Prompt power prices followed suit, as the Day-ahead Baseload traded as high as 36% above its equivalent in Friday’s session.
Gains filtered down the curve as far out as the two forward seasons but one source suggested the front summer product on both gas and power markets held “more than enough premium” based on expectations of gas storage injection demand.
The NBP Day-ahead traded as high as 83.10p/th mid-morning London time on Monday, almost 30p/th above its equivalent’s close on Friday. It softened to trade at 69.30p/th either side of the ICIS 16:30 close.
Products for delivery through the end of March lead the gains. The Working-Days-Next-Week (WDNW) dealt at 95p/th and Balance-of-Month (BOM) as high as 87p/th.
At the UK power market trading on daily products delivering later in the week and the week-ahead was also volatile, with Wednesday’s Baseload trading in a wide range between £62.00/MWh and £70.00/MWh.
The week-ahead dealt throughout the morning at £70.00/MWh, before also softening a touch later in the day.
Return of the Beast?
Updated weather forecasts on Monday showed another wave of below average temperatures was due to hit European markets towards the end of the month.
“Beast from the East reappearance looks to be a lock. Another significant cold wave and delay of spring likely for the European nations,” Michael Ventrice, a meteorologist at forecaster WSI said on Monday.

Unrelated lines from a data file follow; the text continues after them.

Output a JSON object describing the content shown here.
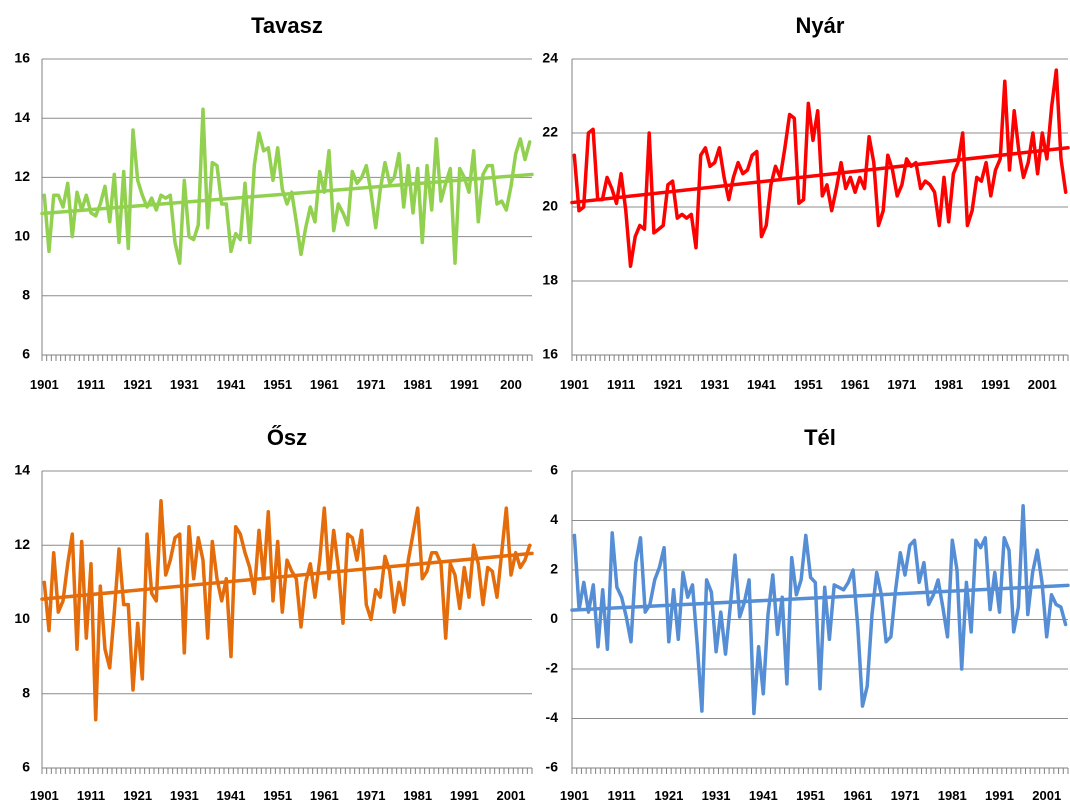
{
  "chart_data": [
    {
      "type": "line",
      "title": "Tavasz",
      "xlabel": "",
      "ylabel": "",
      "ylim": [
        6,
        16
      ],
      "yticks": [
        6,
        8,
        10,
        12,
        14,
        16
      ],
      "x_start": 1901,
      "x_tick_labels": [
        "1901",
        "1911",
        "1921",
        "1931",
        "1941",
        "1951",
        "1961",
        "1971",
        "1981",
        "1991",
        "200"
      ],
      "grid": true,
      "series": [
        {
          "color": "#92d050",
          "values": [
            11.4,
            9.5,
            11.4,
            11.4,
            11.0,
            11.8,
            10.0,
            11.5,
            10.9,
            11.4,
            10.8,
            10.7,
            11.1,
            11.7,
            10.5,
            12.1,
            9.8,
            12.2,
            9.6,
            13.6,
            11.9,
            11.4,
            11.0,
            11.3,
            10.9,
            11.4,
            11.3,
            11.4,
            9.8,
            9.1,
            11.9,
            10.0,
            9.9,
            10.4,
            14.3,
            10.3,
            12.5,
            12.4,
            11.1,
            11.1,
            9.5,
            10.1,
            9.9,
            11.8,
            9.8,
            12.4,
            13.5,
            12.9,
            13.0,
            11.9,
            13.0,
            11.6,
            11.1,
            11.5,
            10.5,
            9.4,
            10.3,
            11.0,
            10.5,
            12.2,
            11.5,
            12.9,
            10.2,
            11.1,
            10.8,
            10.4,
            12.2,
            11.8,
            12.0,
            12.4,
            11.5,
            10.3,
            11.6,
            12.5,
            11.8,
            12.0,
            12.8,
            11.0,
            12.4,
            10.8,
            12.3,
            9.8,
            12.4,
            10.9,
            13.3,
            11.2,
            11.8,
            12.3,
            9.1,
            12.3,
            12.0,
            11.5,
            12.9,
            10.5,
            12.1,
            12.4,
            12.4,
            11.1,
            11.2,
            10.9,
            11.7,
            12.8,
            13.3,
            12.6,
            13.2
          ]
        }
      ],
      "trend": {
        "start": 10.78,
        "end": 12.1,
        "color": "#92d050"
      }
    },
    {
      "type": "line",
      "title": "Nyár",
      "xlabel": "",
      "ylabel": "",
      "ylim": [
        16,
        24
      ],
      "yticks": [
        16,
        18,
        20,
        22,
        24
      ],
      "x_start": 1901,
      "x_tick_labels": [
        "1901",
        "1911",
        "1921",
        "1931",
        "1941",
        "1951",
        "1961",
        "1971",
        "1981",
        "1991",
        "2001"
      ],
      "grid": true,
      "series": [
        {
          "color": "#ff0000",
          "values": [
            21.4,
            19.9,
            20.0,
            22.0,
            22.1,
            20.2,
            20.2,
            20.8,
            20.5,
            20.1,
            20.9,
            19.9,
            18.4,
            19.2,
            19.5,
            19.4,
            22.0,
            19.3,
            19.4,
            19.5,
            20.6,
            20.7,
            19.7,
            19.8,
            19.7,
            19.8,
            18.9,
            21.4,
            21.6,
            21.1,
            21.2,
            21.6,
            20.8,
            20.2,
            20.8,
            21.2,
            20.9,
            21.0,
            21.4,
            21.5,
            19.2,
            19.5,
            20.6,
            21.1,
            20.8,
            21.6,
            22.5,
            22.4,
            20.1,
            20.2,
            22.8,
            21.8,
            22.6,
            20.3,
            20.6,
            19.9,
            20.5,
            21.2,
            20.5,
            20.8,
            20.4,
            20.8,
            20.5,
            21.9,
            21.2,
            19.5,
            19.9,
            21.4,
            21.0,
            20.3,
            20.6,
            21.3,
            21.1,
            21.2,
            20.5,
            20.7,
            20.6,
            20.4,
            19.5,
            20.8,
            19.6,
            20.9,
            21.2,
            22.0,
            19.5,
            19.9,
            20.8,
            20.7,
            21.2,
            20.3,
            21.0,
            21.3,
            23.4,
            21.0,
            22.6,
            21.5,
            20.8,
            21.2,
            22.0,
            20.9,
            22.0,
            21.3,
            22.7,
            23.7,
            21.3,
            20.4
          ]
        }
      ],
      "trend": {
        "start": 20.12,
        "end": 21.6,
        "color": "#ff0000"
      }
    },
    {
      "type": "line",
      "title": "Ősz",
      "xlabel": "",
      "ylabel": "",
      "ylim": [
        6,
        14
      ],
      "yticks": [
        6,
        8,
        10,
        12,
        14
      ],
      "x_start": 1901,
      "x_tick_labels": [
        "1901",
        "1911",
        "1921",
        "1931",
        "1941",
        "1951",
        "1961",
        "1971",
        "1981",
        "1991",
        "2001"
      ],
      "grid": true,
      "series": [
        {
          "color": "#e46c0a",
          "values": [
            11.0,
            9.7,
            11.8,
            10.2,
            10.5,
            11.5,
            12.3,
            9.2,
            12.1,
            9.5,
            11.5,
            7.3,
            10.9,
            9.2,
            8.7,
            10.2,
            11.9,
            10.4,
            10.4,
            8.1,
            9.9,
            8.4,
            12.3,
            10.7,
            10.5,
            13.2,
            11.2,
            11.6,
            12.2,
            12.3,
            9.1,
            12.5,
            11.1,
            12.2,
            11.6,
            9.5,
            12.1,
            11.1,
            10.5,
            11.1,
            9.0,
            12.5,
            12.3,
            11.8,
            11.4,
            10.7,
            12.4,
            11.1,
            12.9,
            10.5,
            12.1,
            10.2,
            11.6,
            11.3,
            11.1,
            9.8,
            11.0,
            11.5,
            10.6,
            11.6,
            13.0,
            11.1,
            12.4,
            11.4,
            9.9,
            12.3,
            12.2,
            11.6,
            12.4,
            10.4,
            10.0,
            10.8,
            10.6,
            11.7,
            11.3,
            10.2,
            11.0,
            10.4,
            11.6,
            12.3,
            13.0,
            11.1,
            11.3,
            11.8,
            11.8,
            11.5,
            9.5,
            11.5,
            11.2,
            10.3,
            11.4,
            10.6,
            12.0,
            11.5,
            10.4,
            11.4,
            11.3,
            10.6,
            11.8,
            13.0,
            11.2,
            11.8,
            11.4,
            11.6,
            12.0
          ]
        }
      ],
      "trend": {
        "start": 10.55,
        "end": 11.78,
        "color": "#e46c0a"
      }
    },
    {
      "type": "line",
      "title": "Tél",
      "xlabel": "",
      "ylabel": "",
      "ylim": [
        -6,
        6
      ],
      "yticks": [
        -6,
        -4,
        -2,
        0,
        2,
        4,
        6
      ],
      "x_start": 1901,
      "x_tick_labels": [
        "1901",
        "1911",
        "1921",
        "1931",
        "1941",
        "1951",
        "1961",
        "1971",
        "1981",
        "1991",
        "2001"
      ],
      "grid": true,
      "series": [
        {
          "color": "#558ed5",
          "values": [
            3.4,
            0.4,
            1.5,
            0.3,
            1.4,
            -1.1,
            1.2,
            -1.2,
            3.5,
            1.3,
            0.9,
            0.1,
            -0.9,
            2.3,
            3.3,
            0.3,
            0.6,
            1.6,
            2.1,
            2.9,
            -0.9,
            1.2,
            -0.8,
            1.9,
            0.9,
            1.4,
            -1.0,
            -3.7,
            1.6,
            1.1,
            -1.3,
            0.3,
            -1.4,
            0.5,
            2.6,
            0.1,
            0.7,
            1.6,
            -3.8,
            -1.1,
            -3.0,
            0.2,
            1.8,
            -0.6,
            0.9,
            -2.6,
            2.5,
            1.0,
            1.6,
            3.4,
            1.7,
            1.5,
            -2.8,
            1.3,
            -0.8,
            1.4,
            1.3,
            1.2,
            1.5,
            2.0,
            -0.3,
            -3.5,
            -2.7,
            0.2,
            1.9,
            1.0,
            -0.9,
            -0.7,
            1.2,
            2.7,
            1.8,
            3.0,
            3.2,
            1.5,
            2.3,
            0.6,
            1.0,
            1.6,
            0.5,
            -0.7,
            3.2,
            2.0,
            -2.0,
            1.5,
            -0.5,
            3.2,
            2.9,
            3.3,
            0.4,
            1.9,
            0.3,
            3.3,
            2.8,
            -0.5,
            0.5,
            4.6,
            0.2,
            1.9,
            2.8,
            1.5,
            -0.7,
            1.0,
            0.6,
            0.5,
            -0.2
          ]
        }
      ],
      "trend": {
        "start": 0.38,
        "end": 1.38,
        "color": "#558ed5"
      }
    }
  ]
}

There is still a degree of uncertainty in the cold outlook, but models are in close alignment that there will be significant downturn in temperatures going into the week starting 19 March, until the end of the month.
Temperatures are unlikely to reach the absolute lows of the cold wave that hit Europe at the end of February, driving within-day and day-ahead gas prices to all-time highs .
But a sustained cold period will still pressure on shippers to draw from already-low stocks.
Stocks in Britain – structurally low due to the cessation of storage operations at the Rough site – have plummeted to their lowest level in almost five years. Just over 250 million cubic metres (mcm) sat in British stores on Sunday.
The demise of Rough has left British shippers with little choice but to access capacity on mainland Europe, moving volumes through two interconnectors. But low stocks across the market could cause another scramble for gas if the cold forecasts hold steady.
Over 4.75 billion cubic metres (bcm) of gas sat in Germany – the largest storage market in Europe – on Sunday. Despite the relatively high inventory, this also marked the emptiest sites have been since March 2013.
The Dutch TTF WDNW and BOM contracts traded at €29.20/MWh and €27.75/MWh on Monday morning, around 6p/th and 10p/th lower than NBP equivalents.
In the lead up to the cold spell, shippers will try to hold onto as much stored gas as possible. Pipeline imports from Russian and Norway are likely to run close to maximum as the market tries to preserve flexibility.
The risk at the front of the UK power market filtered through to the curve, with the Summer ’18 Baseload reaching a fresh high after closing at its highest for over three years on Friday , according to ICIS data. Pricing of the contract was only consistently higher when the Brent crude oil benchmark was in the process of crashing from above $100/bbl in late 2014.
However, the level of risk premium in the front summer might have been over-estimated by both gas and power markets, one source at a continental trading house said.
“If we assume MRS [medium range storage] goes to zero, then we are missing 400mcm from normal injection start level, which is 2.5-3 mcm/day in the injection season,” he said “I think there is more than enough premium in it right now.”
LNG to the rescue?
Monday’s high prompt gas trades meant WDNW and BOM contracts were dealing above $11.00/MMBtu, over $2.00/MMBtu above East-Asian LNG prices (EAX) for April ’18 delivery.
A premium northwest European market could entice some LNG cargoes to Britain, Belgium or the Netherlands, with Norway and Russia the two most likely sources.
But limited cargo availability could prevent an influx of tankers replenishing LNG stocks.
Long-term contracts tied to the Russian Yamal plant are due to come into force around April. The plant has exclusively offered cargoes for spot purchase since December 2017, but that window may be coming to an end. A Yamal cargo would take around six days to reach Britain.
The Norwegian Hammerfest plant could offer spot cargoes with a relatively quick turnaround but contractual obligations could also hamper availability.
A Norwegian vessel dropped off less than a quarter of its cargo at Britain’s Isle of Grain on 9 March, delivering the remaining volumes to Lithuania.